WEST PALM BEACH, FL. Back in January 2026, a state inspector walked into Advanced Fresh Concepts PB 371, a seafood market retail operation, and watched an employee skip a basic step: after changing tasks and discarding gloves, the worker was putting on a fresh pair of gloves without first washing their hands.

The inspector documented it precisely. "Food employee was donning gloves prior to washing their hands to touch food." The violation was marked priority, meaning state regulators consider it directly linked to the risk of foodborne illness.

The January 16 inspection was triggered by a failure to renew the facility's food permit, not a complaint or a routine cycle. Three violations were cited in total, two of them priority level. None were corrected on site during the inspection itself.

What Inspectors Found

1PRIORITYHand hygiene, glove useNot corrected on site
2PRIORITYHACCP pH calibration sequenceNot corrected on site
3PRIORITY FOUNDATIONNo written vomiting/diarrhea proceduresIndustry document provided during visit

The second priority violation cut deeper into the facility's food safety infrastructure. Advanced Fresh Concepts operates under a HACCP plan, a formal written food safety system that seafood processors and handlers are required to follow. That plan specifies a precise sequence for calibrating pH meters: calibrate in pH 7.0 buffer first, then pH 4.0 buffer.

The inspector found the sequence had been reversed. Staff were calibrating in pH 4.0 buffer first. That matters because pH measurement is how the facility verifies that certain seafood products are acidified to a level that prevents bacterial growth. A miscalibrated meter produces unreliable readings.

The third violation, classified as a priority foundation citation, was the absence of written procedures for responding to vomiting and diarrheal events in the facility. An industry document was provided to staff during the visit, but written procedures had not been in place before the inspector arrived.

What These Violations Mean

Gloves are not a substitute for handwashing in a food handling environment. The Florida Department of Agriculture and Consumer Services, which oversees retail food establishments like this one, treats improper glove use as a priority violation because gloves worn over unwashed hands transfer whatever contamination was already present directly onto food surfaces. At a seafood market, where raw fish and shellfish are handled, that contamination pathway is direct.

The pH calibration violation is more technical but no less serious. Seafood products that rely on acidification to control pathogens, including certain smoked or marinated fish preparations, require accurate pH readings to confirm the product is safe. If a pH meter is calibrated out of sequence, its readings may not reflect the actual acidity of the product. A reading that shows a product is safe when it is not creates an invisible risk for shoppers who take that product home.

Written vomiting and diarrhea response procedures exist for a specific reason: norovirus and other pathogens spread rapidly in food environments when sick employees or customers are not handled according to a defined protocol. A facility without those written procedures in place has no documented plan for containing an exposure event.

The Longer Record

The January 2026 inspection stands out against a notably clean history at this location. State records show four prior FDACS inspections going back to June 2022, and every one of them resulted in zero violations.

A focused inspection in September 2025 found nothing. A focused inspection in March 2026, conducted after the January citation, also found nothing. The two earlier inspections in December 2023 and June 2022 both resulted in clean records as well.

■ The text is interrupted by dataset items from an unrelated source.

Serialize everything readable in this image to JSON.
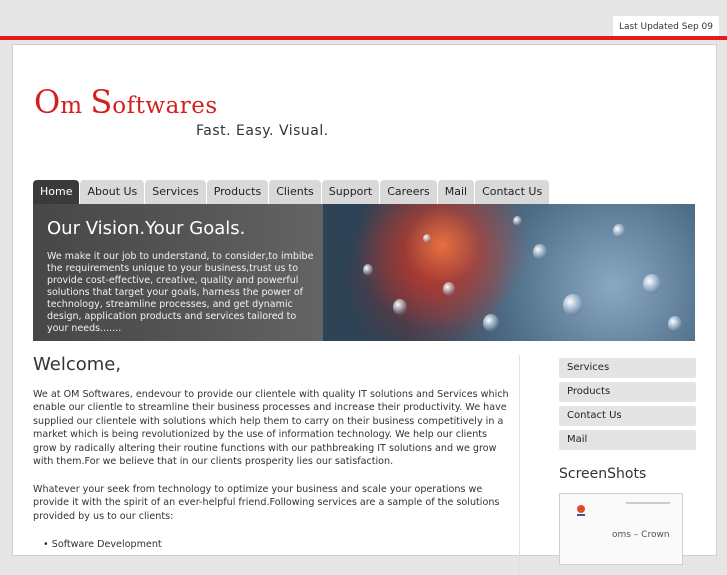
{
  "top": {
    "last_updated": "Last Updated Sep 09"
  },
  "logo": {
    "cap1": "O",
    "rest1": "m ",
    "cap2": "S",
    "rest2": "oftwares"
  },
  "tagline": "Fast. Easy. Visual.",
  "nav": [
    "Home",
    "About Us",
    "Services",
    "Products",
    "Clients",
    "Support",
    "Careers",
    "Mail",
    "Contact Us"
  ],
  "hero": {
    "title": "Our Vision.Your Goals.",
    "text": "We make it our job to understand, to consider,to imbibe the requirements unique to your business,trust us to provide cost-effective, creative, quality and powerful solutions that target your goals, harness the power of technology, streamline processes, and get dynamic design, application products and services tailored to your needs......."
  },
  "main": {
    "welcome": "Welcome,",
    "para1": "We at OM Softwares, endevour to provide our clientele with quality IT solutions and Services which enable our clientle to streamline their business processes and increase their productivity. We have supplied our clientele with solutions which help them to carry on their business competitively in a market which is being revolutionized by the use of information technology. We help our clients grow by radically altering their routine functions with our pathbreaking IT solutions and we grow with them.For we believe that in our clients prosperity lies our satisfaction.",
    "para2": "Whatever your seek from technology to optimize your business and scale your operations we provide it with the spirit of an ever-helpful friend.Following services are a sample of the solutions provided by us to our clients:",
    "list_first": "Software Development"
  },
  "sidebar": {
    "items": [
      "Services",
      "Products",
      "Contact Us",
      "Mail"
    ],
    "screenshots_title": "ScreenShots",
    "screenshot_caption": "oms – Crown"
  },
  "colors": {
    "accent": "#e31b1b",
    "logo": "#d51f1f",
    "nav_active": "#3a3a3a"
  }
}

That pattern makes the January findings harder to dismiss and harder to explain as a chronic problem. This was not a facility accumulating citations over years. It was a facility with a consistent compliance record that ran into three violations on a single permit-renewal inspection, two of them at the priority level.

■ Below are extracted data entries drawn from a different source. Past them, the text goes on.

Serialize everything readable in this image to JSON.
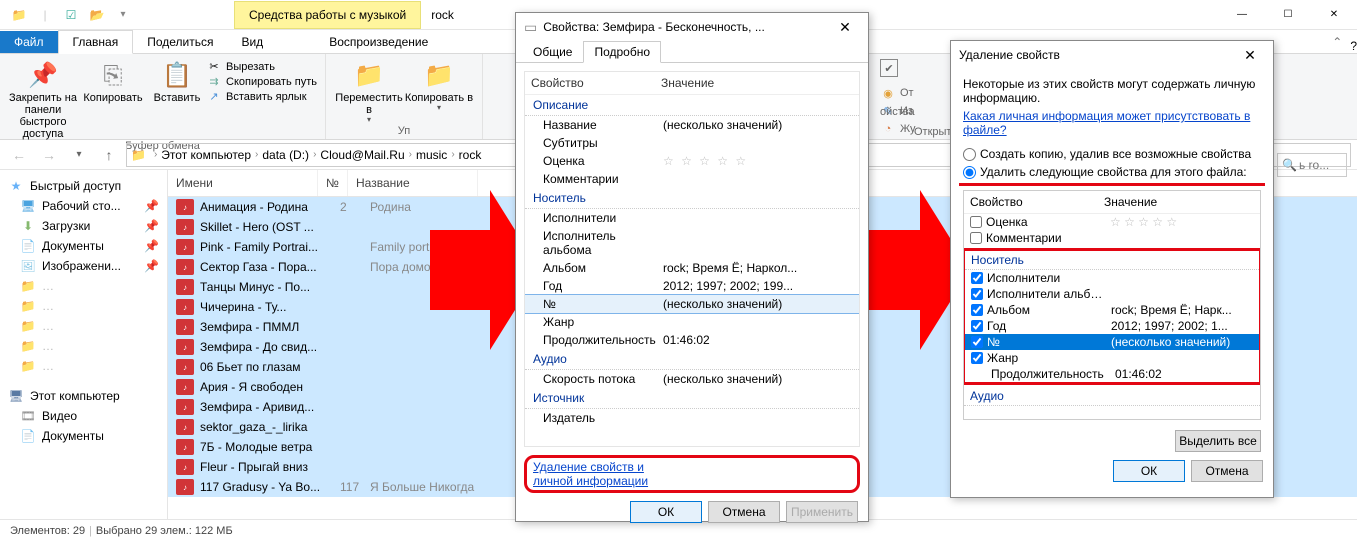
{
  "titlebar": {
    "context_tab": "Средства работы с музыкой",
    "folder_name": "rock"
  },
  "ribbon": {
    "tabs": {
      "file": "Файл",
      "home": "Главная",
      "share": "Поделиться",
      "view": "Вид",
      "playback": "Воспроизведение"
    },
    "pin": "Закрепить на панели\nбыстрого доступа",
    "copy": "Копировать",
    "paste": "Вставить",
    "cut": "Вырезать",
    "copy_path": "Скопировать путь",
    "paste_shortcut": "Вставить ярлык",
    "clipboard_group": "Буфер обмена",
    "move_to": "Переместить в",
    "copy_to": "Копировать в",
    "uporyad": "Уп",
    "open_group": "Открыт"
  },
  "rhs": {
    "ot": "От",
    "iz": "Из",
    "ju": "Жу",
    "svoistva": "ойства"
  },
  "breadcrumb": [
    "Этот компьютер",
    "data (D:)",
    "Cloud@Mail.Ru",
    "music",
    "rock"
  ],
  "search_placeholder": "ь ro...",
  "sidebar": {
    "quick": "Быстрый доступ",
    "desktop": "Рабочий сто...",
    "downloads": "Загрузки",
    "documents": "Документы",
    "pictures": "Изображени...",
    "this_pc": "Этот компьютер",
    "videos": "Видео",
    "docs2": "Документы"
  },
  "columns": {
    "name": "Имени",
    "no": "№",
    "title": "Название"
  },
  "files": [
    {
      "name": "Анимация - Родина",
      "no": "2",
      "title": "Родина"
    },
    {
      "name": "Skillet - Hero (OST ...",
      "no": "",
      "title": ""
    },
    {
      "name": "Pink - Family Portrai...",
      "no": "",
      "title": "Family portrait"
    },
    {
      "name": "Сектор Газа - Пора...",
      "no": "",
      "title": "Пора домой"
    },
    {
      "name": "Танцы Минус - По...",
      "no": "",
      "title": ""
    },
    {
      "name": "Чичерина - Ту...",
      "no": "",
      "title": ""
    },
    {
      "name": "Земфира - ПММЛ",
      "no": "",
      "title": ""
    },
    {
      "name": "Земфира - До свид...",
      "no": "",
      "title": ""
    },
    {
      "name": "06 Бьет по глазам",
      "no": "",
      "title": ""
    },
    {
      "name": "Ария - Я свободен",
      "no": "",
      "title": ""
    },
    {
      "name": "Земфира - Аривид...",
      "no": "",
      "title": ""
    },
    {
      "name": "sektor_gaza_-_lirika",
      "no": "",
      "title": ""
    },
    {
      "name": "7Б - Молодые ветра",
      "no": "",
      "title": ""
    },
    {
      "name": "Fleur - Прыгай вниз",
      "no": "",
      "title": ""
    },
    {
      "name": "117 Gradusy - Ya Bo...",
      "no": "117",
      "title": "Я Больше Никогда"
    }
  ],
  "statusbar": {
    "elements": "Элементов: 29",
    "selected": "Выбрано 29 элем.: 122 МБ"
  },
  "props_dialog": {
    "title": "Свойства: Земфира - Бесконечность, ...",
    "tabs": {
      "general": "Общие",
      "details": "Подробно"
    },
    "col_property": "Свойство",
    "col_value": "Значение",
    "sections": {
      "description": "Описание",
      "media": "Носитель",
      "audio": "Аудио",
      "source": "Источник"
    },
    "rows": {
      "name": {
        "label": "Название",
        "value": "(несколько значений)"
      },
      "subtitles": {
        "label": "Субтитры",
        "value": ""
      },
      "rating": {
        "label": "Оценка",
        "value": "☆ ☆ ☆ ☆ ☆"
      },
      "comments": {
        "label": "Комментарии",
        "value": ""
      },
      "artists": {
        "label": "Исполнители",
        "value": ""
      },
      "album_artist": {
        "label": "Исполнитель альбома",
        "value": ""
      },
      "album": {
        "label": "Альбом",
        "value": "rock; Время Ё; Наркол..."
      },
      "year": {
        "label": "Год",
        "value": "2012; 1997; 2002; 199..."
      },
      "no": {
        "label": "№",
        "value": "(несколько значений)"
      },
      "genre": {
        "label": "Жанр",
        "value": ""
      },
      "duration": {
        "label": "Продолжительность",
        "value": "01:46:02"
      },
      "bitrate": {
        "label": "Скорость потока",
        "value": "(несколько значений)"
      },
      "publisher": {
        "label": "Издатель",
        "value": ""
      }
    },
    "remove_link": "Удаление свойств и личной информации",
    "ok": "ОК",
    "cancel": "Отмена",
    "apply": "Применить"
  },
  "remove_dialog": {
    "title": "Удаление свойств",
    "intro": "Некоторые из этих свойств могут содержать личную информацию.",
    "help_link": "Какая личная информация может присутствовать в файле?",
    "opt1": "Создать копию, удалив все возможные свойства",
    "opt2": "Удалить следующие свойства для этого файла:",
    "col_property": "Свойство",
    "col_value": "Значение",
    "rows": {
      "rating": {
        "label": "Оценка",
        "value": "☆ ☆ ☆ ☆ ☆",
        "checked": false
      },
      "comments": {
        "label": "Комментарии",
        "value": "",
        "checked": false
      },
      "section_media": "Носитель",
      "artists": {
        "label": "Исполнители",
        "value": "",
        "checked": true
      },
      "album_artist": {
        "label": "Исполнители альбома",
        "value": "",
        "checked": true
      },
      "album": {
        "label": "Альбом",
        "value": "rock; Время Ё; Нарк...",
        "checked": true
      },
      "year": {
        "label": "Год",
        "value": "2012; 1997; 2002; 1...",
        "checked": true
      },
      "no": {
        "label": "№",
        "value": "(несколько значений)",
        "checked": true
      },
      "genre": {
        "label": "Жанр",
        "value": "",
        "checked": true
      },
      "duration": {
        "label": "Продолжительность",
        "value": "01:46:02",
        "checked": false
      },
      "section_audio": "Аудио"
    },
    "select_all": "Выделить все",
    "ok": "ОК",
    "cancel": "Отмена"
  }
}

The March 2026 follow-up inspection, which produced zero violations, suggests the issues identified in January were addressed. But the record also shows that none of the three violations were corrected during the January inspection itself, meaning inspectors left the facility that day with the hand hygiene violation, the pH calibration problem, and the missing written procedures all still unresolved.

The Unresolved Detail

The data field for corrected-on-site shows zero for all three violations from the January 16 inspection. The inspector's notes do indicate that, for the hand hygiene violation, employees washed their hands and donned clean gloves before the inspector left. But the formal corrected-on-site count remains at zero in the state record.

For the pH calibration violation, the inspector's notes include only the letter "o," the standard notation indicating the violation was observed, with no correction documented. The HACCP plan at the center of that violation requires a specific calibration sequence that was not being followed. Whether the sequence was corrected before the next inspection is not reflected in the January record itself.

The facility's permit renewal inspection ended with two priority violations and one priority foundation violation on the books, and a follow-up inspection scheduled. The March 2026 focused inspection found zero violations, but the January record, with its pH calibration discrepancy and the glove-before-handwash observation, remains part of the facility's documented history.